With the support of Rafael Barceló Durazo, Mexico’s consul in Tucson, the delegation coordinated the effort with the Instituto Nacional de Antropología e Historia, or INAH — the country’s historical and anthropological institute. Rodolfo del Castillo López, a restorer from INAH’s Sonora center in Hermosillo, opened the crypt and placed the ribbons on Padre Kino’s skull, formally making them third-class relics. Del Castillo and Father Adolf then signed the rolls, certifying they had touched the missionary priest’s bones.
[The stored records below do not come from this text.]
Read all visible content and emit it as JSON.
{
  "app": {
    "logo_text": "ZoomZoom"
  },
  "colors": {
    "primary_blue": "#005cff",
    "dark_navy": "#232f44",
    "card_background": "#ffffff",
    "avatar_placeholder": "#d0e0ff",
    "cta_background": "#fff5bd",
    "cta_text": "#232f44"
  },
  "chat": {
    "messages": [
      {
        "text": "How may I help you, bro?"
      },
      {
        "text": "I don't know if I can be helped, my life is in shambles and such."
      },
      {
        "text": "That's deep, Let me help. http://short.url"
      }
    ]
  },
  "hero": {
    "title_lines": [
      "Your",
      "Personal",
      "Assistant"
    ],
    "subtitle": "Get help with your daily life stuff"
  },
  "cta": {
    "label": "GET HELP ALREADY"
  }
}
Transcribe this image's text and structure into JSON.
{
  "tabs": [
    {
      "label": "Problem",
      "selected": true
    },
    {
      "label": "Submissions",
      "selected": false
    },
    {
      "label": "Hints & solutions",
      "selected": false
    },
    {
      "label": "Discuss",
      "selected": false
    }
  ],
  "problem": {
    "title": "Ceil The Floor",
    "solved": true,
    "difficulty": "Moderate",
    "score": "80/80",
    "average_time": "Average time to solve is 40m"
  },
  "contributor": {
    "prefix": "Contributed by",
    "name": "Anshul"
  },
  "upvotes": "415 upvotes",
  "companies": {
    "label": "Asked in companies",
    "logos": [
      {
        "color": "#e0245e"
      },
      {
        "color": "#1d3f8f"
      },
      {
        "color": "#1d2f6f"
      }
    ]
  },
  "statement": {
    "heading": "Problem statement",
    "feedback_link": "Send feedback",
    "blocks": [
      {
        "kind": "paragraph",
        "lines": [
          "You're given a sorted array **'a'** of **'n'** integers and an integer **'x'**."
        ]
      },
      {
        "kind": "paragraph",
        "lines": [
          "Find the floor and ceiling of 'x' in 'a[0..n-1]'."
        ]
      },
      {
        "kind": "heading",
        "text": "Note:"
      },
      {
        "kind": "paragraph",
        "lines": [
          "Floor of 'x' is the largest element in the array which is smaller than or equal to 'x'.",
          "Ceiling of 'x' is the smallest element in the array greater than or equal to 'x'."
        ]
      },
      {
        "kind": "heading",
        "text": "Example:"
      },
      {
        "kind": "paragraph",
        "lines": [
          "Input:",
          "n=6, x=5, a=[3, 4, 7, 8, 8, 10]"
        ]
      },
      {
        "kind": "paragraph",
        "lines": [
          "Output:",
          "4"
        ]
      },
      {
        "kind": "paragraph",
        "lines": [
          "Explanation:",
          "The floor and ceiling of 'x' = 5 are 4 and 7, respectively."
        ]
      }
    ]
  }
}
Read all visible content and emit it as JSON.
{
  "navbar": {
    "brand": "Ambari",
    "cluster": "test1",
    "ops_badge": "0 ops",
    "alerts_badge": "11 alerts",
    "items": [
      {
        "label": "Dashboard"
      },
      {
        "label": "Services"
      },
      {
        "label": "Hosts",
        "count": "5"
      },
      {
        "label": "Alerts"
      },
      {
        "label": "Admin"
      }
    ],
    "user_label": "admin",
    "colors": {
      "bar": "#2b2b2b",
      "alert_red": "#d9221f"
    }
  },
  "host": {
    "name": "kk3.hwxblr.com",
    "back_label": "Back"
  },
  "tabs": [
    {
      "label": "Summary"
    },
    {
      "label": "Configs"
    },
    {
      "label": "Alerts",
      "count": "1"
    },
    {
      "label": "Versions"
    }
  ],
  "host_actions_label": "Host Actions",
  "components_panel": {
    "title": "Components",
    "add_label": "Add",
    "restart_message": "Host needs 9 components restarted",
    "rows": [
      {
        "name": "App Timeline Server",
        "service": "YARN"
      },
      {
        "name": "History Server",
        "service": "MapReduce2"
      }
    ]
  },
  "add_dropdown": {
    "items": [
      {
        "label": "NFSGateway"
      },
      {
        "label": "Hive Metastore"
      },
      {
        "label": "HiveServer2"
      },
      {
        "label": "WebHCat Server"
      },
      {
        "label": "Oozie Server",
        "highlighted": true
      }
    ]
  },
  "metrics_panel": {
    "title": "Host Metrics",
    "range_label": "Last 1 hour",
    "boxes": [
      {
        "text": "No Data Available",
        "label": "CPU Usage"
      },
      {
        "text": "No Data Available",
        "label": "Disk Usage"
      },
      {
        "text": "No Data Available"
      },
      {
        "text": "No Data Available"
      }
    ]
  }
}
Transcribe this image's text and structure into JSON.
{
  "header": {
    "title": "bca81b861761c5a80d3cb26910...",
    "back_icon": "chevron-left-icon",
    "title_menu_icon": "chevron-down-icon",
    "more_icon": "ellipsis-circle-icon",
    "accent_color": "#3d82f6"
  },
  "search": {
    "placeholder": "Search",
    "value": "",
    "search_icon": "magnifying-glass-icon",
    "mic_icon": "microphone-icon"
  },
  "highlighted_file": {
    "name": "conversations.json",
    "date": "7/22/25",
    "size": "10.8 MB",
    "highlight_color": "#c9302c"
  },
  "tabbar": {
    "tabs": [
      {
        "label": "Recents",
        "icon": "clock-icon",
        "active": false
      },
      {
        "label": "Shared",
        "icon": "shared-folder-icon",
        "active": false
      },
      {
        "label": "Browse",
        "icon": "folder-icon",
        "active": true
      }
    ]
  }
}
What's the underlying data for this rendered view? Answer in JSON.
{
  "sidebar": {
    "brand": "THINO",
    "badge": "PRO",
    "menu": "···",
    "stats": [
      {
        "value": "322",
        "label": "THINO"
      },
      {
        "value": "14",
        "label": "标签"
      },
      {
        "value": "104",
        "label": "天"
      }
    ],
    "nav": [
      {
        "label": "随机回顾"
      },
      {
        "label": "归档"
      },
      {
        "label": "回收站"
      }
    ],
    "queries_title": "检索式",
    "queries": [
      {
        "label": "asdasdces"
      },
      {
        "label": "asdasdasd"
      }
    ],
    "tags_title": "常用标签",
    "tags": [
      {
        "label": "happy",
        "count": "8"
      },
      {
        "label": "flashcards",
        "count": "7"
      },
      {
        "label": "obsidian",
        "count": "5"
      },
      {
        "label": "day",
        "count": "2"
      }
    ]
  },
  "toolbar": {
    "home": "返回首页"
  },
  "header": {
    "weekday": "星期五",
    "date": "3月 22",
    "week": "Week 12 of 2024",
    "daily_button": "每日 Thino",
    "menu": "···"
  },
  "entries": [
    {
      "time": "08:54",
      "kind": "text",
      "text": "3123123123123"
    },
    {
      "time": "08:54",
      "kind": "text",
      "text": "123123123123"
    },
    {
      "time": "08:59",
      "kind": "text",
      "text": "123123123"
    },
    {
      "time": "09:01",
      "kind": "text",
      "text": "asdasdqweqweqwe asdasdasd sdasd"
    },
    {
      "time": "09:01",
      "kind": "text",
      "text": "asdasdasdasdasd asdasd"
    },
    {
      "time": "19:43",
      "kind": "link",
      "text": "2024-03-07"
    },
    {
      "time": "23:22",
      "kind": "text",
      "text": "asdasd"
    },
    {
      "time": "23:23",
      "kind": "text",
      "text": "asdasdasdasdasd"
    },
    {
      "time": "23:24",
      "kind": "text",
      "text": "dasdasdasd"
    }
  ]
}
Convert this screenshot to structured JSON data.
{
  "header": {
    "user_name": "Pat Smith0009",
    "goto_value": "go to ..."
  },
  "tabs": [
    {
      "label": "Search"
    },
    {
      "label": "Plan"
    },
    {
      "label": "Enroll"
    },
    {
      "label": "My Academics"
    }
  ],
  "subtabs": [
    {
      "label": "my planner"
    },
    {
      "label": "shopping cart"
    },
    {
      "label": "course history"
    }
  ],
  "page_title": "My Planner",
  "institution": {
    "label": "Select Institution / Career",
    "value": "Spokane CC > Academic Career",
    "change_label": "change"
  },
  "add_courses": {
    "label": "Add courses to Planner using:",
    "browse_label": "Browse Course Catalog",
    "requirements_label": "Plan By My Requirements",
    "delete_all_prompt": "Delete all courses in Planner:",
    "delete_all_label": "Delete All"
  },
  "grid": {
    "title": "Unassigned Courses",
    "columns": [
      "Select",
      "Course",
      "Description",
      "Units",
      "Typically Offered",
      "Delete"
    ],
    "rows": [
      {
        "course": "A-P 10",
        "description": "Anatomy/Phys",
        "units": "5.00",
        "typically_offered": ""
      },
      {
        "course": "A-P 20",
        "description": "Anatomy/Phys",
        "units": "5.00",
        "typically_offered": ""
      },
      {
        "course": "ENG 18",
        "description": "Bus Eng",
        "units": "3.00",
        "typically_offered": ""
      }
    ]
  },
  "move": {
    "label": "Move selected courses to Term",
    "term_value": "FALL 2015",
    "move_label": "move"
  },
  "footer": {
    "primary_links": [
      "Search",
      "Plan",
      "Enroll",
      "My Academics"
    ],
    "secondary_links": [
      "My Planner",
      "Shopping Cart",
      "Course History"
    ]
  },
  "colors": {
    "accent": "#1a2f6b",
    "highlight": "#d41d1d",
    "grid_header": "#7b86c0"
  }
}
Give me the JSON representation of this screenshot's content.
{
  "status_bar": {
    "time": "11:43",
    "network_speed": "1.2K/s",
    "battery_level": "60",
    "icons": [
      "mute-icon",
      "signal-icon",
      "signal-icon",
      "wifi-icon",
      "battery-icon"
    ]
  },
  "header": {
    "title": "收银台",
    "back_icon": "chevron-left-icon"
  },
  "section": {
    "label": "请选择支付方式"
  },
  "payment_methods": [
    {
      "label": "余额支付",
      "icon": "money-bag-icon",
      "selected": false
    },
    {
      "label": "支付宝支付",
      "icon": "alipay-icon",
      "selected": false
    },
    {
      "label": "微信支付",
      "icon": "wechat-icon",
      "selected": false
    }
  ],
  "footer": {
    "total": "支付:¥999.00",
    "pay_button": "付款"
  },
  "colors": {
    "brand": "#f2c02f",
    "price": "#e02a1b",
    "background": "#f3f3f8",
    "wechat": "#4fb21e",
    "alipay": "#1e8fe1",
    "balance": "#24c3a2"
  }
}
“I felt very fortunate and thankful that we were invited because how many people get to be close to the bones and be able to take pictures and peak inside and see it, not through the glass?” asked Lupita Teran, parish receptionist at St. Andrew who, along with her husband Deacon Lauro Teran, was a part of the delegation. “What an amazing thing, when he is declared a saint, to be able to say that I was there, and I saw him up close.”

Padre Kino was declared venerable in 2020, which put him on the path to being named a saint.

The priest was born in 1645 in Segno, Italy, and ordained as a Jesuit in 1677. He set out for Mexico the following year and went on to introduce Christianity to present-day Arizona, establishing missions there and in Mexico and California. Padre Kino always traveled in a group, said Father Adolf, dispelling the idea that he worked alone.

“He was a bridge builder, so he had this enormous capacity for friendship,” said Father Adolf. “Kino had such enormous friendships with so many of the Native Americans, and he regarded them as collaborators in his explorations.”

Adriana Moreno Salazar, assistant director of Art, Culture, and Tourism for Magdalena de Kino, said that opening the crypt and creating the relics will have a positive impact on the community.

“We’re grateful for Padre Kino because he was a great missionary and because he raised our pueblo,” said Moreno in Spanish. “He was the one that came to be with the original people. He was the one who dealt with them, spoke with them and built a partnership with them to build our city into what it is today.”

Ignacio Rodriguez, associate director of the Office of Ethnic Ministries for the Diocese of Phoenix, first visited Padre Kino’s crypt when that diocese started a partnership with the Diocese of Tucson and the Archdiocese of Hermosillo to pray and find a way to work collaboratively in ministry to immigrants.

He said he hopes Padre Kino’s cause will bring a sense of renewal and evangelization to the work that’s being done at the border.

“We’re called to evangelization, we’re called to remind people of God’s love, and we’re reminded to share the Good News with folks who are suffering,” he said.

“Ultimately, that’s what Father Kino was doing,” he added. “The establishment of missions throughout this country speaks volumes for his love of people who are on the margins.”